高安は穏やかな様子で「悪かったな。驚かせて」と謝った。
顔を見合わせて、なんだかおかしくてまた笑えた。
「じゃあ、顕人、帰って来たら絶対連絡寄こせよ。あと真唯子さん、こいつのことよろしくね。またな」と帰って行った。
スナックあけみから、下手くそな歌声が漏れ出してきて、ふと我に返る。
「何もなくて良かった」
「ごめんね。なんか勘違いさせたみたいで。話しかけられて、かけ直せなかったんだ」
「いや、俺も悪かった」
「あ、永史さん、顕をずっと待ってたんだよ」と急に腕を引っ張られると、足元が滑って尻餅をついた。

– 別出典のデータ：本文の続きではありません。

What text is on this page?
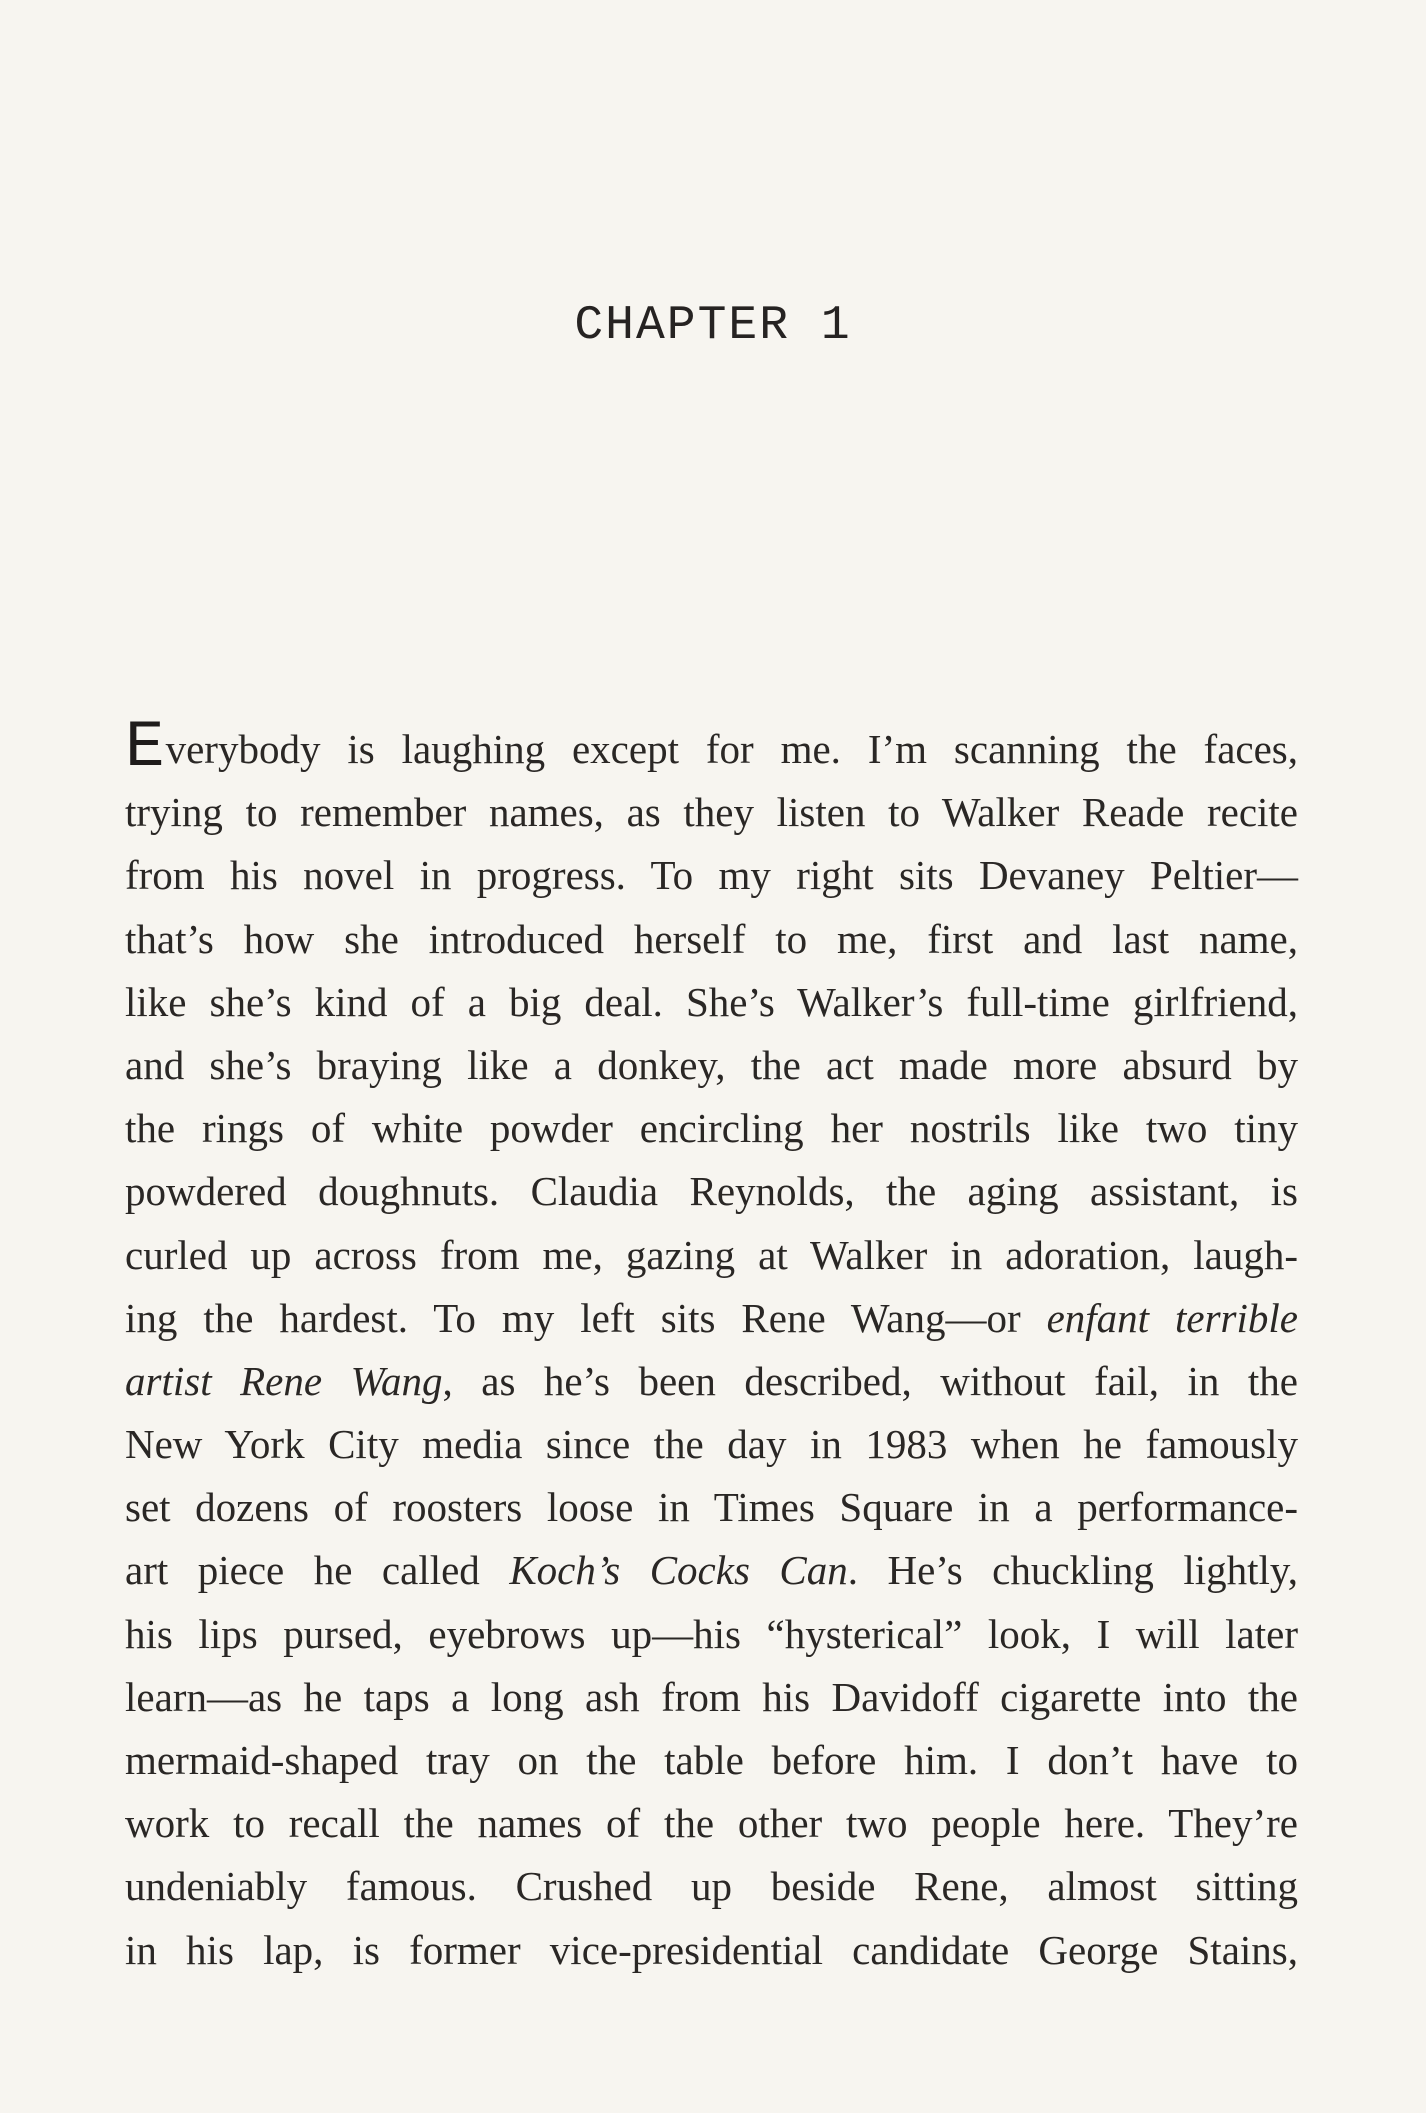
CHAPTER 1
Everybody is laughing except for me. I’m scanning the faces,
trying to remember names, as they listen to Walker Reade recite
from his novel in progress. To my right sits Devaney Peltier—
that’s how she introduced herself to me, first and last name,
like she’s kind of a big deal. She’s Walker’s full-time girlfriend,
and she’s braying like a donkey, the act made more absurd by
the rings of white powder encircling her nostrils like two tiny
powdered doughnuts. Claudia Reynolds, the aging assistant, is
curled up across from me, gazing at Walker in adoration, laugh-
ing the hardest. To my left sits Rene Wang—or enfant terrible
artist Rene Wang, as he’s been described, without fail, in the
New York City media since the day in 1983 when he famously
set dozens of roosters loose in Times Square in a performance-
art piece he called Koch’s Cocks Can. He’s chuckling lightly,
his lips pursed, eyebrows up—his “hysterical” look, I will later
learn—as he taps a long ash from his Davidoff cigarette into the
mermaid-shaped tray on the table before him. I don’t have to
work to recall the names of the other two people here. They’re
undeniably famous. Crushed up beside Rene, almost sitting
in his lap, is former vice-presidential candidate George Stains,
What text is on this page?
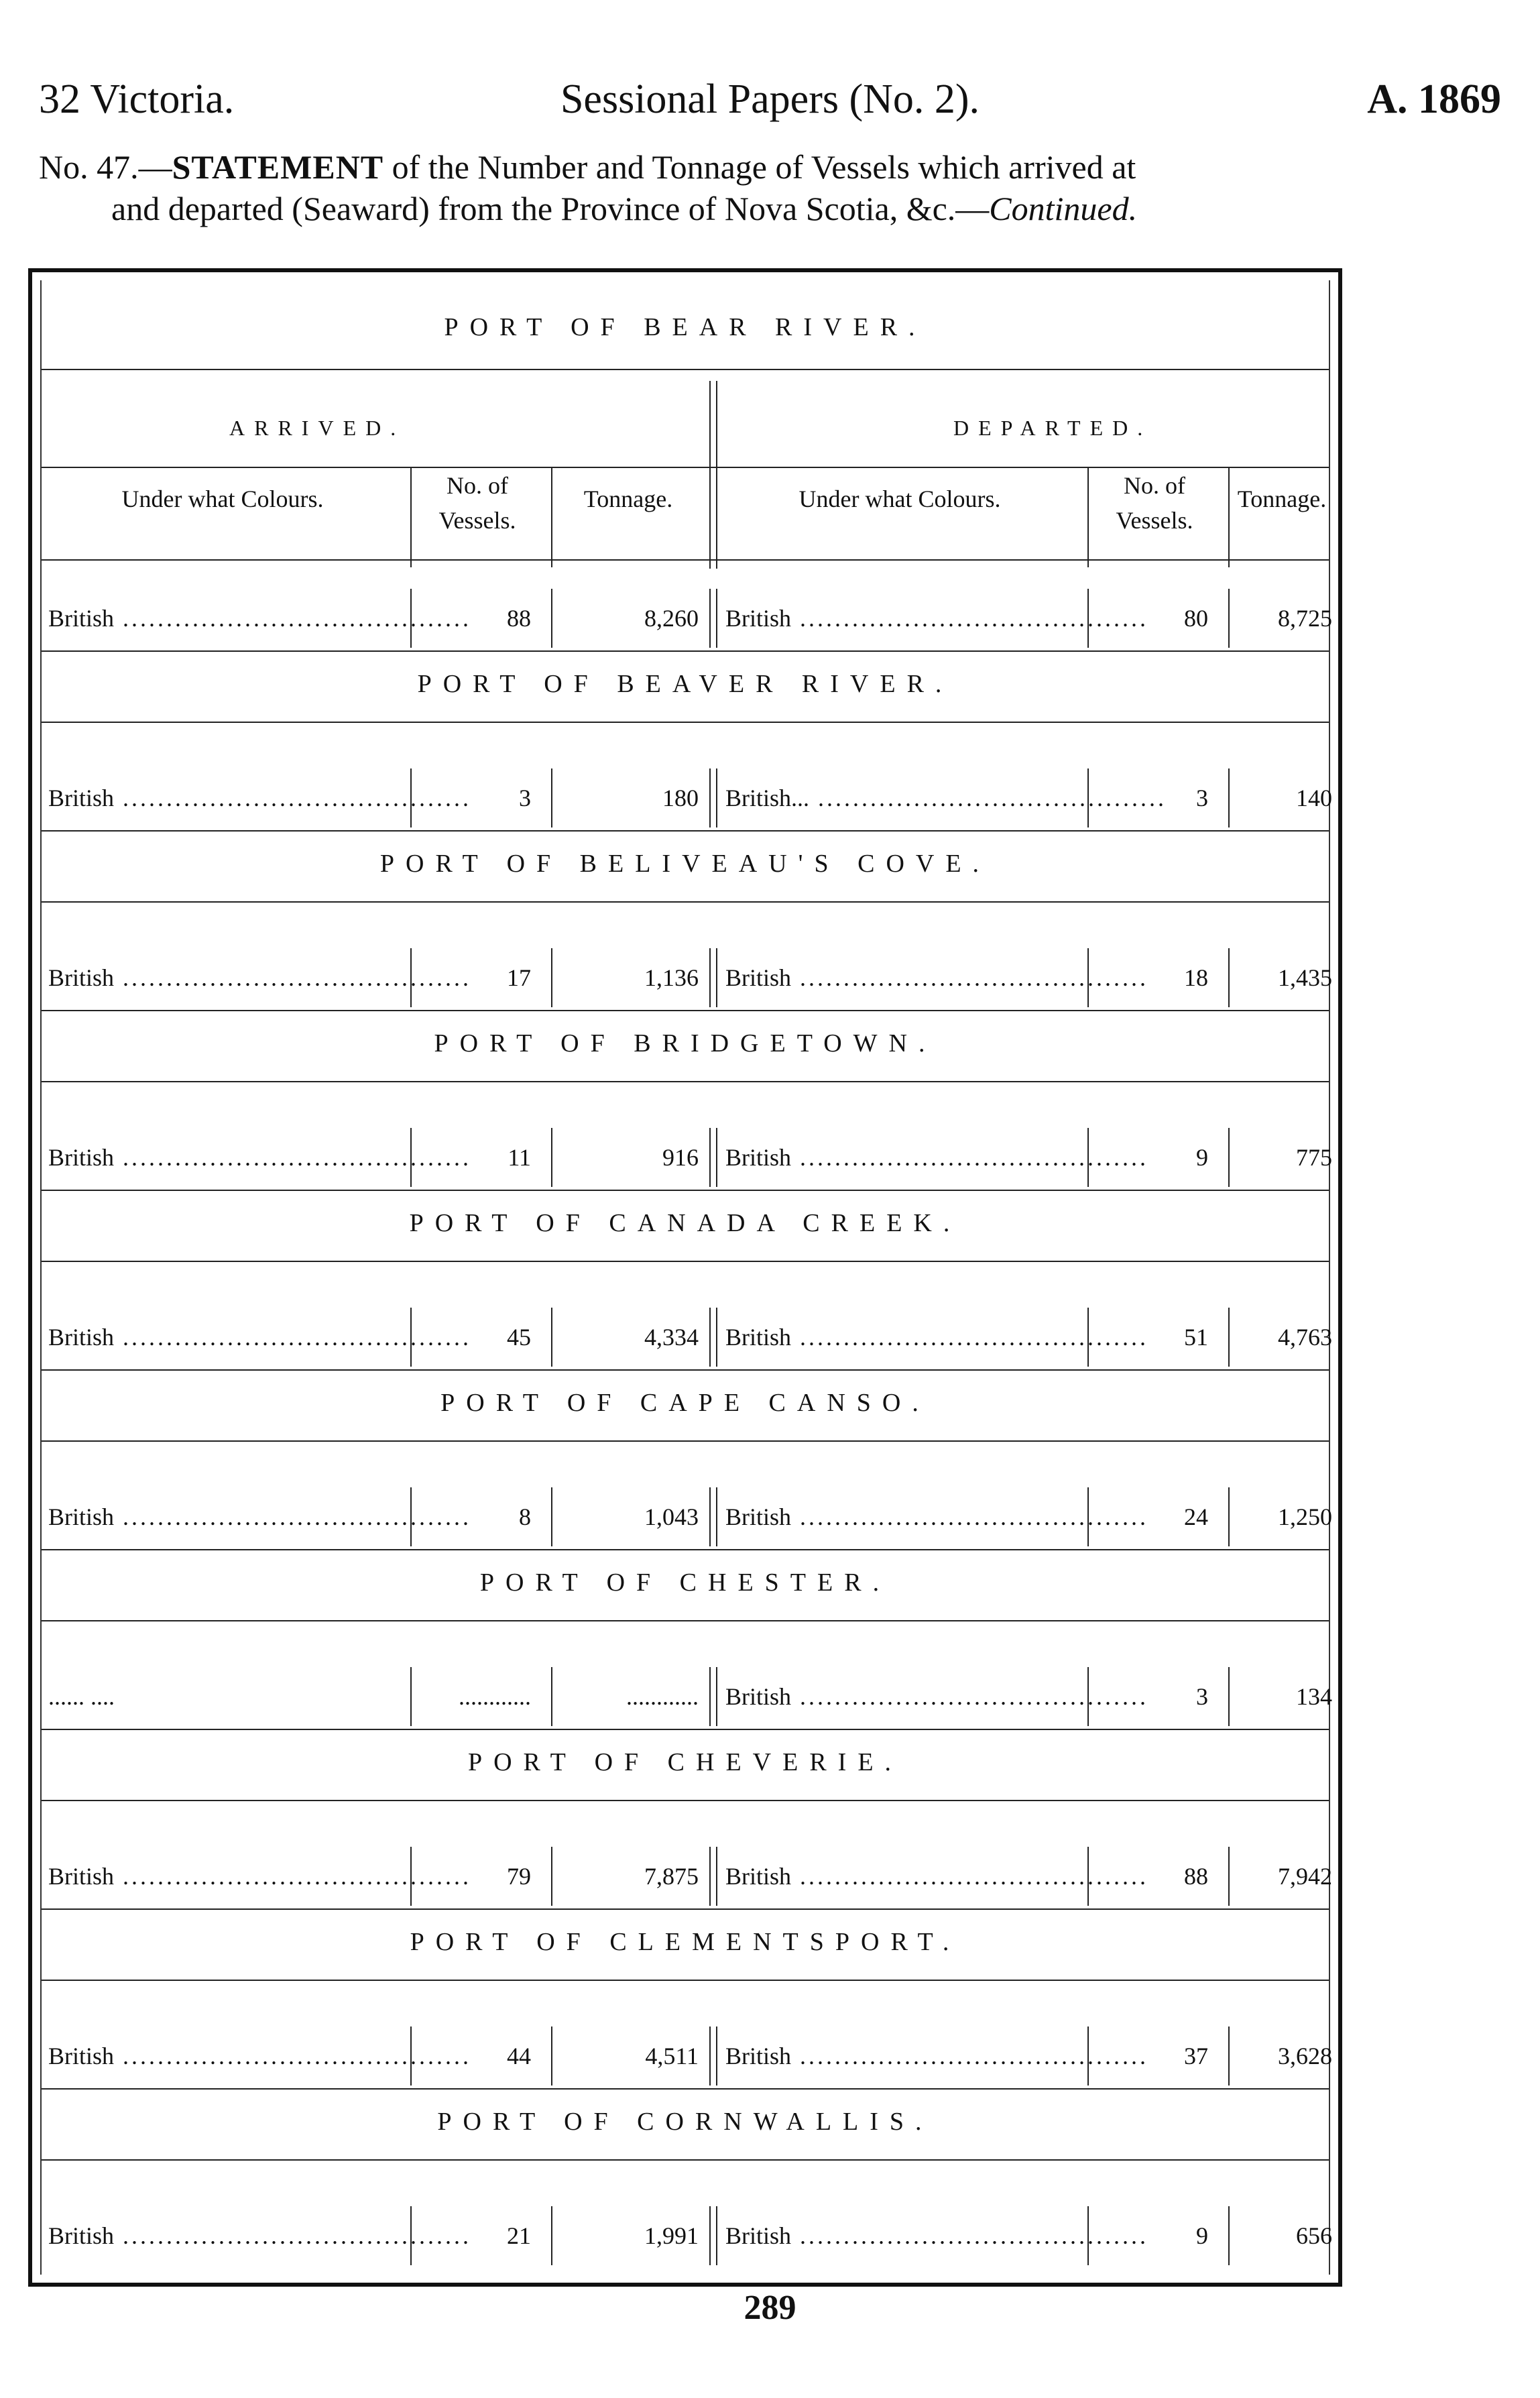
32 Victoria.	Sessional Papers (No. 2).	A. 1869
No. 47.—STATEMENT of the Number and Tonnage of Vessels which arrived at
and departed (Seaward) from the Province of Nova Scotia, &c.—Continued.
ARRIVED.	DEPARTED.
Under what Colours.	No. of
Vessels.
Tonnage.	Under what Colours.	No. of
Vessels.
Tonnage.
PORT OF BEAR RIVER.
British ........................................	88	8,260 British ........................................	80	8,725
PORT OF BEAVER RIVER.
British ........................................	3	180 British... ........................................	3	140
PORT OF BELIVEAU'S COVE.
British ........................................	17	1,136 British ........................................	18	1,435
PORT OF BRIDGETOWN.
British ........................................	11	916 British ........................................	9	775
PORT OF CANADA CREEK.
British ........................................	45	4,334 British ........................................	51	4,763
PORT OF CAPE CANSO.
British ........................................	8	1,043 British ........................................	24	1,250
PORT OF CHESTER.
...... ....	............	............ British ........................................	3	134
PORT OF CHEVERIE.
British ........................................	79	7,875 British ........................................	88	7,942
PORT OF CLEMENTSPORT.
British ........................................	44	4,511 British ........................................	37	3,628
PORT OF CORNWALLIS.
British ........................................	21	1,991 British ........................................	9	656
289
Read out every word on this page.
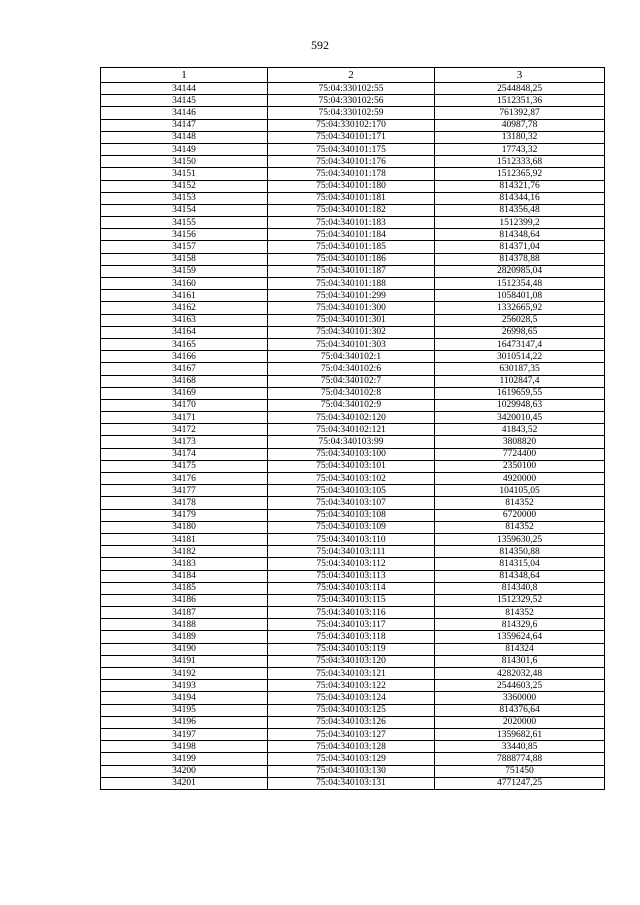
592
1	2	3
34144	75:04:330102:55	2544848,25
34145	75:04:330102:56	1512351,36
34146	75:04:330102:59	761392,87
34147	75:04:330102:170	40987,78
34148	75:04:340101:171	13180,32
34149	75:04:340101:175	17743,32
34150	75:04:340101:176	1512333,68
34151	75:04:340101:178	1512365,92
34152	75:04:340101:180	814321,76
34153	75:04:340101:181	814344,16
34154	75:04:340101:182	814356,48
34155	75:04:340101:183	1512399,2
34156	75:04:340101:184	814348,64
34157	75:04:340101:185	814371,04
34158	75:04:340101:186	814378,88
34159	75:04:340101:187	2820985,04
34160	75:04:340101:188	1512354,48
34161	75:04:340101:299	1058401,08
34162	75:04:340101:300	1332665,92
34163	75:04:340101:301	256028,5
34164	75:04:340101:302	26998,65
34165	75:04:340101:303	16473147,4
34166	75:04:340102:1	3010514,22
34167	75:04:340102:6	630187,35
34168	75:04:340102:7	1102847,4
34169	75:04:340102:8	1619659,55
34170	75:04:340102:9	1029948,63
34171	75:04:340102:120	3420010,45
34172	75:04:340102:121	41843,52
34173	75:04:340103:99	3808820
34174	75:04:340103:100	7724400
34175	75:04:340103:101	2350100
34176	75:04:340103:102	4920000
34177	75:04:340103:105	104105,05
34178	75:04:340103:107	814352
34179	75:04:340103:108	6720000
34180	75:04:340103:109	814352
34181	75:04:340103:110	1359630,25
34182	75:04:340103:111	814350,88
34183	75:04:340103:112	814315,04
34184	75:04:340103:113	814348,64
34185	75:04:340103:114	814340,8
34186	75:04:340103:115	1512329,52
34187	75:04:340103:116	814352
34188	75:04:340103:117	814329,6
34189	75:04:340103:118	1359624,64
34190	75:04:340103:119	814324
34191	75:04:340103:120	814301,6
34192	75:04:340103:121	4282032,48
34193	75:04:340103:122	2544603,25
34194	75:04:340103:124	3360000
34195	75:04:340103:125	814376,64
34196	75:04:340103:126	2020000
34197	75:04:340103:127	1359682,61
34198	75:04:340103:128	33440,85
34199	75:04:340103:129	7888774,88
34200	75:04:340103:130	751450
34201	75:04:340103:131	4771247,25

「ごめん! 大丈夫? 今の絶対痛いやつ……」と慌てて真唯子が屈みこむ。ここ凍ってたんだ、本当にごめんねと謝る。
そのまま抱き寄せると「もうどこにも行くな」と言っていた。
告げてから、何を言ってるんだろうと思った。そんなこと自分が言うとは思いもしなかった。本当に、真唯子といると、思いもよらないことを伝えたくなる。